Je termine à l'instant de lire "Dernier vol" (version française publiée par les éditions de la NRF en 1938), livre qui rassemble les notes écrites par Amelia Earhart pendant la préparation de son dernier grand raid, son tour du monde qu'elle avait quasiment terminé quand elle disparut dans le Pacifique.
Elle raconte le départ de Californie le 1er juin 1937, la traversée des Etats-Unis jusqu'à Miami, puis l'Amérique du Sud et la traversée de l'Atlantique Sud (en suivant l'itinéraire de l'Aéropostale), la traversée de l'Afrique, le Moyen-Orient, le sous-continent indien, l'Asie du sud-est, jusqu'à Lae, en Nouvelle-Guinée, où elle arrive le 29 juin avec son navigateur Fred Noonan, après avoir parcouru 35 000 kilomètres, soit les trois quarts du voyage.
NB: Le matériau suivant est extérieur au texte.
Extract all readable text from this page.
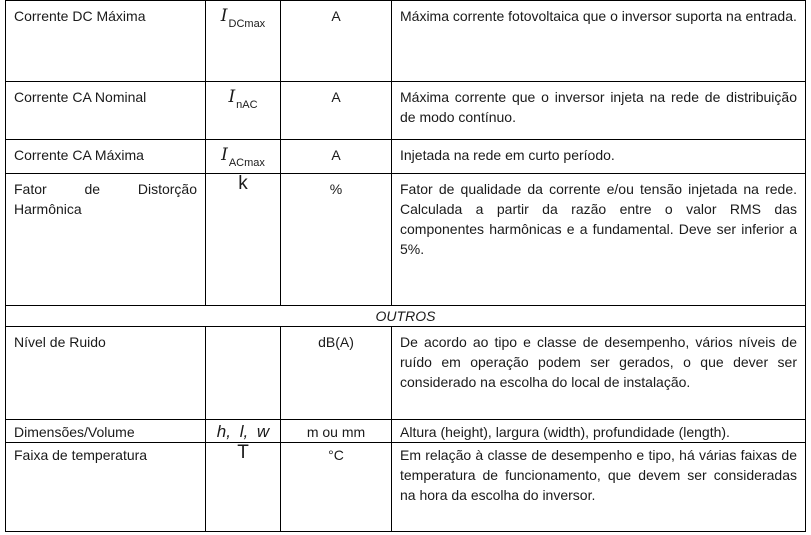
Corrente DC Máxima	$I_{DCmax}$	A	Máxima corrente fotovoltaica que o inversor suporta na entrada.
Corrente CA Nominal	$I_{nAC}$	A	Máxima corrente que o inversor injeta na rede de distribuição de modo contínuo.
Corrente CA Máxima	$I_{ACmax}$	A	Injetada na rede em curto período.
Fator de Distorção Harmônica	k	%	Fator de qualidade da corrente e/ou tensão injetada na rede. Calculada a partir da razão entre o valor RMS das componentes harmônicas e a fundamental. Deve ser inferior a 5%.
OUTROS			
Nível de Ruido		dB(A)	De acordo ao tipo e classe de desempenho, vários níveis de ruído em operação podem ser gerados, o que dever ser considerado na escolha do local de instalação.
Dimensões/Volume	h, l, w	m ou mm	Altura (height), largura (width), profundidade (length).
Faixa de temperatura	T	°C	Em relação à classe de desempenho e tipo, há várias faixas de temperatura de funcionamento, que devem ser consideradas na hora da escolha do inversor.
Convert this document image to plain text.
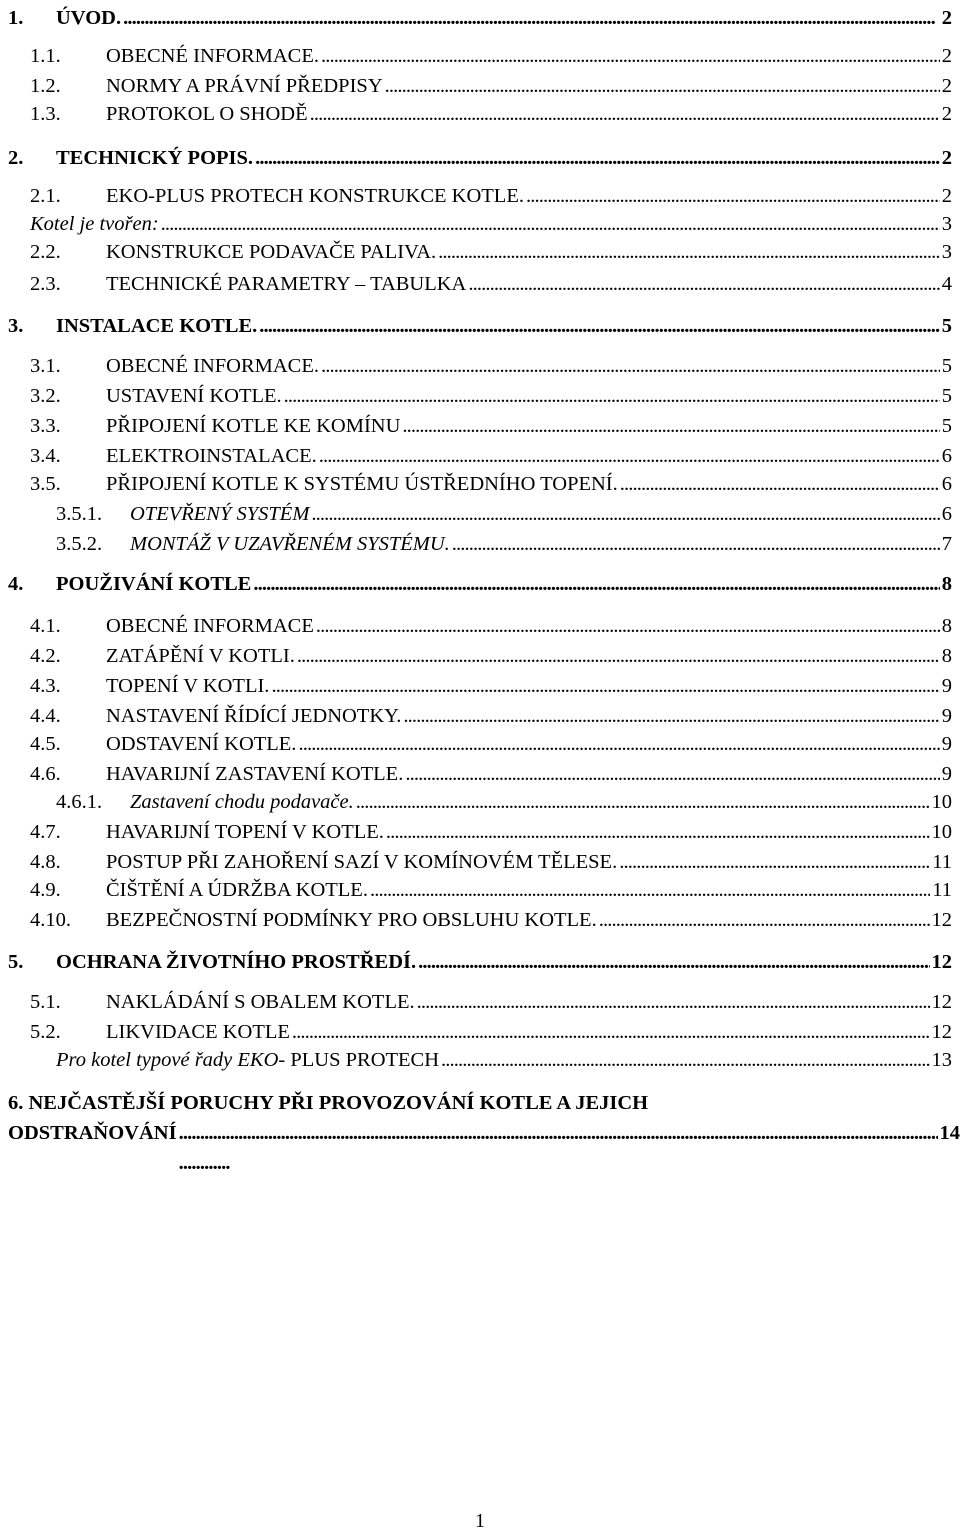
1.	ÚVOD. . . .	2
1.1.	OBECNÉ INFORMACE. . . .	2
1.2.	NORMY A PRÁVNÍ PŘEDPISY . . .	2
1.3.	PROTOKOL O SHODĚ . . .	2
2.	TECHNICKÝ POPIS. . . .	2
2.1.	EKO-PLUS PROTECH KONSTRUKCE KOTLE. . . .	2
Kotel je tvořen: . . .	3
2.2.	KONSTRUKCE PODAVAČE PALIVA. . . .	3
2.3.	TECHNICKÉ PARAMETRY – TABULKA . . .	4
3.	INSTALACE KOTLE. . . .	5
3.1.	OBECNÉ INFORMACE. . . .	5
3.2.	USTAVENÍ KOTLE. . . .	5
3.3.	PŘIPOJENÍ KOTLE KE KOMÍNU . . .	5
3.4.	ELEKTROINSTALACE. . . .	6
3.5.	PŘIPOJENÍ KOTLE K SYSTÉMU ÚSTŘEDNÍHO TOPENÍ. . . .	6
3.5.1.	OTEVŘENÝ SYSTÉM . . .	6
3.5.2.	MONTÁŽ V UZAVŘENÉM SYSTÉMU. . . .	7
4.	POUŽIVÁNÍ KOTLE . . .	8
4.1.	OBECNÉ INFORMACE . . .	8
4.2.	ZATÁPĚNÍ V KOTLI. . . .	8
4.3.	TOPENÍ V KOTLI. . . .	9
4.4.	NASTAVENÍ ŘÍDÍCÍ JEDNOTKY. . . .	9
4.5.	ODSTAVENÍ KOTLE. . . .	9
4.6.	HAVARIJNÍ ZASTAVENÍ KOTLE. . . .	9
4.6.1.	Zastavení chodu podavače. . . .	10
4.7.	HAVARIJNÍ TOPENÍ V KOTLE. . . .	10
4.8.	POSTUP PŘI ZAHOŘENÍ SAZÍ V KOMÍNOVÉM TĚLESE. . . .	11
4.9.	ČIŠTĚNÍ A ÚDRŽBA KOTLE. . . .	11
4.10.	BEZPEČNOSTNÍ PODMÍNKY PRO OBSLUHU KOTLE. . . .	12
5.	OCHRANA ŽIVOTNÍHO PROSTŘEDÍ. . . .	12
5.1.	NAKLÁDÁNÍ S OBALEM KOTLE. . . .	12
5.2.	LIKVIDACE KOTLE . . .	12
Pro kotel typové řady EKO- PLUS PROTECH . . .	13
6. NEJČASTĚJŠÍ PORUCHY PŘI PROVOZOVÁNÍ KOTLE A JEJICH
ODSTRAŇOVÁNÍ . . .	14
1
Le récit d'arrête là, et on connait la suite.
Dans son livre, Amélia évoque Phil Cooper, teinturier de New-York qui s'est occupé d'elle pendant des années. Après qu'elle eut réalisé, seule sa traversée de l'Atlantique, il lui écrivit une lettre contenant cette jolie formule (qui devait malheureusement ne pas se vérifier par la suite) : "Je savais que vous réussiriez, je n'ai jamais perdu un client."
Alors qu'elle commence le récit de la partie africain du tour du monde, Amelia Earhart se rappelle des récits de voyages qui la plongeaient dans l'émerveillement quand elle était petite fille, et aux jeux avec sa petite soeur et ses cousins, dans une vieille grange du Kansas, dans laquelle ils effectuaient des voyages imaginaires dans une vieille carriole :
"De bonne heure, nous découvrîmes les joies de la géographie. Les cartes de pays lointains qui tombaient entre nos mains venaient encore ajouter au plaisir que nous tirions de nos randonnées périlleuses dans l'antique carriole branlante. Voyager sur une carte va de pair avec les emplettes qu'on fait à travers la vitrine des boutiques. La carte d'Afrique était ma préférée. Le seul mot d'Afrique renfermait pour moi tous les mystères. Nous nous délections de noms tels que Sénégal, Tombouctou, Ngami, El Facher et Khartoum, nous pesions les avantages respectifs du Niger et du Nil, nous comparions la férocité des Touaregs et des Souahili. Aucun Livingstone, aucun Stanley ou Cecil Rhodes ne partirent en exploration avec plus d'enthousiasme que nous."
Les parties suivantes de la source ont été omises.